As Forças Armadas Revolucionárias da Colômbia (Farc) afirmaram que enquanto continuarem as operações militares não haverá provas de sobrevivência dos reféns e asseguram que sem a retirada do Exército de dois municípios colombianos não será possível a troca humanitária antes do Natal de 2007.A afirmação foi feita por Raúl Reyes, porta-voz das Farc, em resposta a um questionário do telejornal "Notícias UM".Luis Edgar Devia, nome verdadeiro de Raúl Reyes, insistiu que, se não forem evacuados os casarios de Pradaria e Flórida, no Valle del Cauca (sudoeste), não haverá troca "antes deste Natal (2006), nem antes do próximo (2007)".As respostas ao "Notícias UM" foram dadas em 18 de dezembro de 2006, quando não tinha ocorrido a libertação do ex-ministro colombiano Fernando Araújo, que após seis anos em poder das Farc, conseguiu fugir, no dia 31 do mês passado.Reyes assegura em suas respostas que "todos os presos em poder das Farc correm grave risco pelo posicionamento das tropas oficiais encarregadas por Uribe (Álvaro) de resgatar esta gente a sangue e fogo".Segundo Reyes, o presidente colombiano Álvaro Uribe foi o responsável por eliminar qualquer possibilidade de troca ao culpar às Farc por um atentado em uma guarnição militar do norte de Bogotá.

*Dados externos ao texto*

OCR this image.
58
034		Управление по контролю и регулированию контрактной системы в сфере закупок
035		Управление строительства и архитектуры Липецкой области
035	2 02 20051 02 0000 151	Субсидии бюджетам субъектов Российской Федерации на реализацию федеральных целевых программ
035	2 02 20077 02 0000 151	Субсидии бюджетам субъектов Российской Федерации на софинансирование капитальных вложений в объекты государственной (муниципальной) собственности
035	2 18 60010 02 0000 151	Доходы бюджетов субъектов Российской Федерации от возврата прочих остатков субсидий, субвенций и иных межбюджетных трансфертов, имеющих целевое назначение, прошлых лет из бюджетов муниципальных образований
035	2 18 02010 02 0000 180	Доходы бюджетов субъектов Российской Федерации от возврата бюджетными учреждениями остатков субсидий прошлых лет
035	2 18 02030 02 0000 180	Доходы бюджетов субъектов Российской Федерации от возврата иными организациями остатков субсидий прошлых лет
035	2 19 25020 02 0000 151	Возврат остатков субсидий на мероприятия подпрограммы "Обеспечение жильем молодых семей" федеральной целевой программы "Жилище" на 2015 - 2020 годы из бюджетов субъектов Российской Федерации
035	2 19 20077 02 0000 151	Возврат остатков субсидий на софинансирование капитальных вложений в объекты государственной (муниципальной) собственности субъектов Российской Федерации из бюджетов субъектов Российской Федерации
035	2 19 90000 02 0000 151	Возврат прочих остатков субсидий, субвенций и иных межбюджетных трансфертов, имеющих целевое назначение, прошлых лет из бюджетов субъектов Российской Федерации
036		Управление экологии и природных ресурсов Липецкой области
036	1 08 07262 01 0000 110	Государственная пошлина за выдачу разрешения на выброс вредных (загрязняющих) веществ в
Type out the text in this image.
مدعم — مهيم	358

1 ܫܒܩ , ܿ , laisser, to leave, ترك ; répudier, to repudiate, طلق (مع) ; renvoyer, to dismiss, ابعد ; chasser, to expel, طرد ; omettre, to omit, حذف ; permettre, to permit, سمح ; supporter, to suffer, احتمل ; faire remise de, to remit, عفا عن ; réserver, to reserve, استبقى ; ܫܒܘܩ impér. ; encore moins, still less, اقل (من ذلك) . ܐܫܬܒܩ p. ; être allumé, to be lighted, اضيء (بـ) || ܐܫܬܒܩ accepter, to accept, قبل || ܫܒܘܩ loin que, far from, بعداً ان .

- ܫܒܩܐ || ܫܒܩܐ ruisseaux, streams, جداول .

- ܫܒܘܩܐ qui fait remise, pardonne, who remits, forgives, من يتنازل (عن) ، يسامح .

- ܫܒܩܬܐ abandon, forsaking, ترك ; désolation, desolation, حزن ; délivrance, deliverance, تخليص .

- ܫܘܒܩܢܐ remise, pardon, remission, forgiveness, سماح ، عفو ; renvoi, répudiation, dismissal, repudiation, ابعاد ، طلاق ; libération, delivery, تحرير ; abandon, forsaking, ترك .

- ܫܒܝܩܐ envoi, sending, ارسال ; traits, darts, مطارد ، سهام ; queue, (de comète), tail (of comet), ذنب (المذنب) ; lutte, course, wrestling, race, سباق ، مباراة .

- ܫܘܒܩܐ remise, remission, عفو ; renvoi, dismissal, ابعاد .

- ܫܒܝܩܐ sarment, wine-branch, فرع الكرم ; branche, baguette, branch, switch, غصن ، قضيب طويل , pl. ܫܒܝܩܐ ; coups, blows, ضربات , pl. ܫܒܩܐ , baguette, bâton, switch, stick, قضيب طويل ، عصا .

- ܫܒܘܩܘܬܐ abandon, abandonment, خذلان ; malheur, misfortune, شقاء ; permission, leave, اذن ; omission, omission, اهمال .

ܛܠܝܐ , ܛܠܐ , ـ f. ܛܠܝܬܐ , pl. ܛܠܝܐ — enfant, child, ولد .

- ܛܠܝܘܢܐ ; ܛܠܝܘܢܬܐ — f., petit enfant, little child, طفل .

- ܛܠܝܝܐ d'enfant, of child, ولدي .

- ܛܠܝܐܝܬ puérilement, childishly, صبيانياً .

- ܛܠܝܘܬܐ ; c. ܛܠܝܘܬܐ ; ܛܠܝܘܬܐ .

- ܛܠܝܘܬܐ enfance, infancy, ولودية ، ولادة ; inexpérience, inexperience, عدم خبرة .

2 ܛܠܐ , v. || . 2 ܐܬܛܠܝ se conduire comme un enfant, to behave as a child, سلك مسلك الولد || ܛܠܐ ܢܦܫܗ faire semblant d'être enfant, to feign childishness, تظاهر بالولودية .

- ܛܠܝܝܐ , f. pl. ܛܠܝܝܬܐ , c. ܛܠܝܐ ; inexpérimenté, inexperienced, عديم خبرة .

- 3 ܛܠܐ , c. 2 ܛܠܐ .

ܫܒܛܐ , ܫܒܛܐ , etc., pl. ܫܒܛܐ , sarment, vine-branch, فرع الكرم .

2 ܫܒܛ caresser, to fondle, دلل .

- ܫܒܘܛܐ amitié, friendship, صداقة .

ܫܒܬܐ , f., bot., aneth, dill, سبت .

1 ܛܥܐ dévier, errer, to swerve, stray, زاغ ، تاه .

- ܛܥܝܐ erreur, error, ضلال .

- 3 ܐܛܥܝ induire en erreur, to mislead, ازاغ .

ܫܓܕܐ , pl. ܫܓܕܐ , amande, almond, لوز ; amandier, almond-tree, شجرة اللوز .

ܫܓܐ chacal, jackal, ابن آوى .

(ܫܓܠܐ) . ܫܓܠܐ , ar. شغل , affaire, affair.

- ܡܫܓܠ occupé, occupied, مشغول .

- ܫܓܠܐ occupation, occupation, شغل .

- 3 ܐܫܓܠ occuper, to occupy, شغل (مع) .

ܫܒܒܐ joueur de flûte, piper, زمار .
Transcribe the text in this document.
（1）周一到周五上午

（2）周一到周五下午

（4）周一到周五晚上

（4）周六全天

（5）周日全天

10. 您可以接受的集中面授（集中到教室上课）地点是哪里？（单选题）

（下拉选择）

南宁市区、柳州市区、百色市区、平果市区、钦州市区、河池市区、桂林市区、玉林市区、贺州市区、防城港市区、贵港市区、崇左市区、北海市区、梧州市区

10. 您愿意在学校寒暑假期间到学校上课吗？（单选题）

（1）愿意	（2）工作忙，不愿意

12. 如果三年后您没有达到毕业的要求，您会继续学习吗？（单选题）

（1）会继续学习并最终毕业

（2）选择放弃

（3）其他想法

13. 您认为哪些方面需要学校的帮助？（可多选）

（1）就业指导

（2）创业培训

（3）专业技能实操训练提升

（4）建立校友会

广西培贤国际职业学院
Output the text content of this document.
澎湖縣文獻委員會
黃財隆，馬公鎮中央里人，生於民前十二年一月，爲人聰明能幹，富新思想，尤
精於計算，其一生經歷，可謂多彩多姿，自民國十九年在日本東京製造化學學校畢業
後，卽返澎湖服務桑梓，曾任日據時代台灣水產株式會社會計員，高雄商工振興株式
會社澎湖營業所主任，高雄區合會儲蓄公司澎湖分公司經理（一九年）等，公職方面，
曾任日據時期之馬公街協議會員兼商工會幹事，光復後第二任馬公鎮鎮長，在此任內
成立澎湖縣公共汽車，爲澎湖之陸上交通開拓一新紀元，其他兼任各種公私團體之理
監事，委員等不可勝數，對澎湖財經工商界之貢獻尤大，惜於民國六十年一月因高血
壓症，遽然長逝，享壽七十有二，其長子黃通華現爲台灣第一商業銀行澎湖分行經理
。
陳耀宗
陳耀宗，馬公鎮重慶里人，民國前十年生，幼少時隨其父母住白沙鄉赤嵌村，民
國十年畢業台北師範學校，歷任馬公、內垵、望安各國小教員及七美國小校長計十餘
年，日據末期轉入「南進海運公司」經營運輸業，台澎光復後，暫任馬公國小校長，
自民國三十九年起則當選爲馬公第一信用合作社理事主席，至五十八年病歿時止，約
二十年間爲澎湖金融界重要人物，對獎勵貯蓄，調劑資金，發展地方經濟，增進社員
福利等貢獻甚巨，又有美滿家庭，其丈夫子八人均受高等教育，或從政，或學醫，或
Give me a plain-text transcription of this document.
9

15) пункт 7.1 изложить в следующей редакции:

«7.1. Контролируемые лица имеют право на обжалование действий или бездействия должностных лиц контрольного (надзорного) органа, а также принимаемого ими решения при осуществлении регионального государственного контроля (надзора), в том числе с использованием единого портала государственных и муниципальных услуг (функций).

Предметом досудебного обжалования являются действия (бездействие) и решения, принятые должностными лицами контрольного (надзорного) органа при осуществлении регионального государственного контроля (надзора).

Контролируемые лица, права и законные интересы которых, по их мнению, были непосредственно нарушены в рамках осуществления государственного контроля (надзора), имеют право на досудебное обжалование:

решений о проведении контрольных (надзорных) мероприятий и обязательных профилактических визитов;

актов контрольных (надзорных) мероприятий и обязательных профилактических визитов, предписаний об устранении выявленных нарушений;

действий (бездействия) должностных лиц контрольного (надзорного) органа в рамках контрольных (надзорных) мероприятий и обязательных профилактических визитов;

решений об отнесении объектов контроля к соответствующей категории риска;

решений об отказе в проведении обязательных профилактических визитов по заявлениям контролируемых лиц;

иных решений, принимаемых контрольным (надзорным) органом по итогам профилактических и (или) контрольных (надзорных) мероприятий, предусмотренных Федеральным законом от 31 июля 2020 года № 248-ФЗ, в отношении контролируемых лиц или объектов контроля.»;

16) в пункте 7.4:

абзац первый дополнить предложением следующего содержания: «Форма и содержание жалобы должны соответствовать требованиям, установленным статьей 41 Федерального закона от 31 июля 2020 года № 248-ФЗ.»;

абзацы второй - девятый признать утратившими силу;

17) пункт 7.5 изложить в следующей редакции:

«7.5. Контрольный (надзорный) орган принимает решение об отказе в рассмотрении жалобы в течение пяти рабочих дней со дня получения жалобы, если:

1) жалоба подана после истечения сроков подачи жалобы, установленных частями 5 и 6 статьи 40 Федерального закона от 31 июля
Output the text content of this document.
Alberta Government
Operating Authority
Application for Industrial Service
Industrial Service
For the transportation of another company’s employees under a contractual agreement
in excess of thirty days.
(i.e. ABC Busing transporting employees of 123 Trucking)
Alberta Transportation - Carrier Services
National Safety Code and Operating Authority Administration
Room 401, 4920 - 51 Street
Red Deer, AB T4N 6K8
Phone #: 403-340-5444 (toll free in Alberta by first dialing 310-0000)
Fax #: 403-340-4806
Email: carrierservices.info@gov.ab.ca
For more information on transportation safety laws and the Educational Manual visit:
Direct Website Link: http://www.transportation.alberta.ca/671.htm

Além disso, o porta-voz das Farc reiterou que atualmente não há nenhum contato para discutir o tema da troca humanitária.Os contatos para a troca humanitária foram suspensos pelo presidente Uribe em outubro do ano passado, depois de as Farc perpetrarem um atentado contra a Escola Superior de Guerra, em Bogotá, no qual 24 pessoas ficaram feridas.As Farc mantêm em cativeiro 59 pessoas - políticos, soldados e policiais - que pretendem trocar por 500 guerrilheiros presos caso ocorra um acordo que é negociado há mais de quatro anos.